Da ultimo giova richiamare la sentenza della Cassazione 21621 del 2015 la quale ribadisce che: “Ai fini dell’imposizione diretta, per le locazioni d’immobili non abitativi, il legislatore tributario ha previsto la regola generale secondo cui i redditi fondiari sono imputati al possessore indipendentemente dalla loro percezione. Sicché anche per il reddito da locazione non è richiesta, ai fini della imponibilità del canone, la materiale percezione del provento. Pertanto, il relativo canone va dichiarato, ancorché non percepito, nella misura in cui risulta dal contratto di locazione fino a quando non intervenga una causa di risoluzione del contratto medesimo.

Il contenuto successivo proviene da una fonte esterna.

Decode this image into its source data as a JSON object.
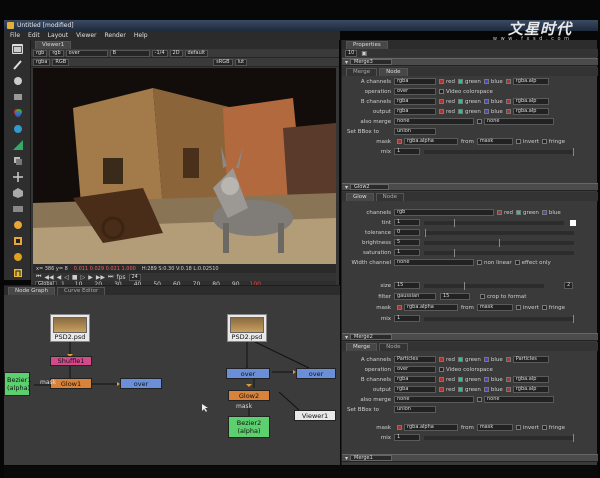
{
  "app": {
    "title": "Untitled [modified]"
  },
  "watermark": {
    "title": "文星时代",
    "url": "w w w . f x s d . c o m"
  },
  "menu": [
    "File",
    "Edit",
    "Layout",
    "Viewer",
    "Render",
    "Help"
  ],
  "viewer": {
    "tab": "Viewer1",
    "toolbar": [
      "rgb",
      "rgb",
      "over",
      "B",
      "-1/4",
      "2D",
      "default"
    ],
    "toolbar2": [
      "rgba",
      "RGB",
      "sRGB",
      "lut"
    ],
    "status": {
      "coords": "x= 386 y= 8",
      "values": "0.011  0.029  0.021  1.000",
      "hsv": "H:289 S:0.30 V:0.18 L:0.02510"
    },
    "timeline": {
      "global": "Global",
      "fps_label": "fps",
      "fps": "24",
      "ticks": [
        "1",
        "10",
        "20",
        "30",
        "40",
        "50",
        "60",
        "70",
        "80",
        "90",
        "100"
      ]
    }
  },
  "graph": {
    "tabs": [
      "Node Graph",
      "Curve Editor"
    ],
    "nodes": {
      "psd_left": "PSD2.psd",
      "psd_right": "PSD2.psd",
      "shuffle": "Shuffle1",
      "glow1": "Glow1",
      "over_left": "over",
      "bezier_left": "Bezier1\n(alpha)",
      "bezier_left_l1": "Bezier1",
      "bezier_left_l2": "(alpha)",
      "over_r1": "over",
      "over_r2": "over",
      "glow2": "Glow2",
      "bezier2_l1": "Bezier2",
      "bezier2_l2": "(alpha)",
      "viewer1": "Viewer1"
    },
    "edge_labels": {
      "mask1": "mask",
      "mask2": "mask"
    }
  },
  "properties": {
    "title": "Properties",
    "counter": "10",
    "merge3": {
      "name": "Merge3",
      "tabs": [
        "Merge",
        "Node"
      ],
      "a_channels": {
        "label": "A channels",
        "value": "rgba",
        "chans": [
          "red",
          "green",
          "blue"
        ],
        "extra": "rgba.alp"
      },
      "operation": {
        "label": "operation",
        "value": "over",
        "opt": "Video colorspace"
      },
      "b_channels": {
        "label": "B channels",
        "value": "rgba",
        "chans": [
          "red",
          "green",
          "blue"
        ],
        "extra": "rgba.alp"
      },
      "output": {
        "label": "output",
        "value": "rgba",
        "chans": [
          "red",
          "green",
          "blue"
        ],
        "extra": "rgba.alp"
      },
      "also_merge": {
        "label": "also merge",
        "value": "none",
        "value2": "none"
      },
      "set_bbox": {
        "label": "Set BBox to",
        "value": "union"
      },
      "mask": {
        "label": "mask",
        "value": "rgba.alpha",
        "from": "from",
        "from_val": "mask",
        "invert": "invert",
        "fringe": "fringe"
      },
      "mix": {
        "label": "mix",
        "value": "1"
      }
    },
    "glow2": {
      "name": "Glow2",
      "tabs": [
        "Glow",
        "Node"
      ],
      "channels": {
        "label": "channels",
        "value": "rgb",
        "chans": [
          "red",
          "green",
          "blue"
        ]
      },
      "tint": {
        "label": "tint",
        "value": "1"
      },
      "tolerance": {
        "label": "tolerance",
        "value": "0"
      },
      "brightness": {
        "label": "brightness",
        "value": "5"
      },
      "saturation": {
        "label": "saturation",
        "value": "1"
      },
      "width_channel": {
        "label": "Width channel",
        "value": "none",
        "opt1": "non linear",
        "opt2": "effect only"
      },
      "size": {
        "label": "size",
        "value": "15",
        "value2": "2"
      },
      "filter": {
        "label": "filter",
        "value": "gaussian",
        "value2": "15",
        "opt": "crop to format"
      },
      "mask": {
        "label": "mask",
        "value": "rgba.alpha",
        "from": "from",
        "from_val": "mask",
        "invert": "invert",
        "fringe": "fringe"
      },
      "mix": {
        "label": "mix",
        "value": "1"
      }
    },
    "merge2": {
      "name": "Merge2",
      "tabs": [
        "Merge",
        "Node"
      ],
      "a_channels": {
        "label": "A channels",
        "value": "Particles",
        "chans": [
          "red",
          "green",
          "blue"
        ],
        "extra": "Particles"
      },
      "operation": {
        "label": "operation",
        "value": "over",
        "opt": "Video colorspace"
      },
      "b_channels": {
        "label": "B channels",
        "value": "rgba",
        "chans": [
          "red",
          "green",
          "blue"
        ],
        "extra": "rgba.alp"
      },
      "output": {
        "label": "output",
        "value": "rgba",
        "chans": [
          "red",
          "green",
          "blue"
        ],
        "extra": "rgba.alp"
      },
      "also_merge": {
        "label": "also merge",
        "value": "none",
        "value2": "none"
      },
      "set_bbox": {
        "label": "Set BBox to",
        "value": "union"
      },
      "mask": {
        "label": "mask",
        "value": "rgba.alpha",
        "from": "from",
        "from_val": "mask",
        "invert": "invert",
        "fringe": "fringe"
      },
      "mix": {
        "label": "mix",
        "value": "1"
      }
    },
    "merge1": {
      "name": "Merge1"
    }
  },
  "colors": {
    "accent": "#e0b03a",
    "node_orange": "#d9823a",
    "node_blue": "#6a8fd8",
    "node_green": "#5ccf6e",
    "node_pink": "#d24a8a"
  }
}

Con la risoluzione del contratto e/o la convalida di sfratto, la locazione cessa e i canoni non possono più concorrere alla formazione del reddito d’impresa. Inoltre, i canoni maturati per competenza e non riscossi possono essere dedotti come perdite su crediti, se sia altrimenti dimostrata la certezza della insolvenza del conduttore debitore e quindi la deducibilità della perdita, non bastando a tal fine il semplice sfratto o l’accertamento giudiziale della morosità”.